Ce dispositif vise à protéger contre les arnaques dues à la pratique du prix en Rial.

« J’aime le Maroc de tout mon cœur. Je vis à Casablanca avec ma femme et mes enfants depuis 35 ans. Nous sommes heureux. Mais je ne peux fermer les yeux sur les escroqueries quasi-systématiques ici : du taxi à l’épicier, en passant par le gardien du parking et en terminant par le gardien d’immeuble. Et quand il s’agit de Rial, l’arnaque est souvent décuplée. La candeur couplée à l’ignorance peut causer de sérieux dommages. Des élèves de nos établissements s’étant fait duper par l’arnaque du Rial, il y en a pléthore. L’un de nos lauréats a même créé une application pour convertir le dirham en rial et vice versa. Mais on ne se promène pas toujours librement dans le Royaume avec son smartphone ou sa tablette. Il faut que l’application soit dans la tête. » Poursuit monsieur J-A de Foy.
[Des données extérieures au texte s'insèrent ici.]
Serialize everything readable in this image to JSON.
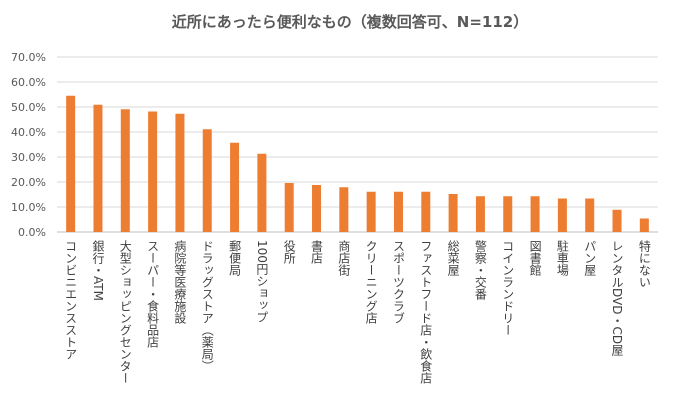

Nous avons découvert à travers notre enquête l’existence d’une association officiellement anti-Rial « Ma T9ich Derhmi » (Traduction : ne touche pas à mon dirham). El-Guenfoude a rencontré sa fondatrice, madame Bennani Ghita :

« Nous sommes au 21ème siècle et on nous parle de Rial, pourquoi pas le Dinar tant qu’on y est ! Ce pays a besoin de se moderniser d’urgence. On cumule les retards. Comment voulez-vous qu’on avance alors qu’on lit sur un billet le chiffre 50 et on le prononce 1000 ? »
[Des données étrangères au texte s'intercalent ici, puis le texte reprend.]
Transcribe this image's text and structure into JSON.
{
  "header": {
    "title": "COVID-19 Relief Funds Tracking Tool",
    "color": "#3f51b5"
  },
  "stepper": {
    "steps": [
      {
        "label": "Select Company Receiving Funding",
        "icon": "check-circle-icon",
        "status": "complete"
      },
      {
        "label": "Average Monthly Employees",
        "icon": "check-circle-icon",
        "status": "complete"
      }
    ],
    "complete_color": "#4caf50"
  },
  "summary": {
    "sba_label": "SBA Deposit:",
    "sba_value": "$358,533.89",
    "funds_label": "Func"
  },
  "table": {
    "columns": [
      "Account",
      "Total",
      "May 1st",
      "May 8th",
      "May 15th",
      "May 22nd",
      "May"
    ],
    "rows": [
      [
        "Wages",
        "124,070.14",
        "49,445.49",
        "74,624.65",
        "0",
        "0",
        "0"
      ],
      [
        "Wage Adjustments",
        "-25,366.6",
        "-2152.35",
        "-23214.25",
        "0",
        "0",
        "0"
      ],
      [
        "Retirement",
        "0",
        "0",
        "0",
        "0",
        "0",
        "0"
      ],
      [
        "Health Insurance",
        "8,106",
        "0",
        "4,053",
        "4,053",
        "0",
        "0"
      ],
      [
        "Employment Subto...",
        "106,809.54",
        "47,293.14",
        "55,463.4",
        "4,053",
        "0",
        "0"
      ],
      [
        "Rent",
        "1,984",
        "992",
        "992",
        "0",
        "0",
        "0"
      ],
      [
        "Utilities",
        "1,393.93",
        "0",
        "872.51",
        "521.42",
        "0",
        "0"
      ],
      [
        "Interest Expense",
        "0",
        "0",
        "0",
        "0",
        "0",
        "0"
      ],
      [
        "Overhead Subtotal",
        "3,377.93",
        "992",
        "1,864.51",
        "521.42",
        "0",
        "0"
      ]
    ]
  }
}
Lala Ghita, comme elle aime à être appelée, s’est également confiée sur les raisons de la création de sa structure qui compte pas moins de 55 grandes familles issues de la même (grande) famille :
« Mon petit Mehdi me demandait chaque jour après l’école 10 dirhams ; il revenait quasi-bredouille. Longtemps je pensais qu’il se faisait racketter. Et puis un jour j’ai décidé de le suivre et je vis de mes yeux que le vendeur de fruit sec lui vendait un seul chew-gum bubbaloo à 10 dirhams. Mon petit entendant dans le « 3achra derial »- 10 rials- que le « 3achra », que le dix, ignorant du Rial, la prunelle de mes yeux.»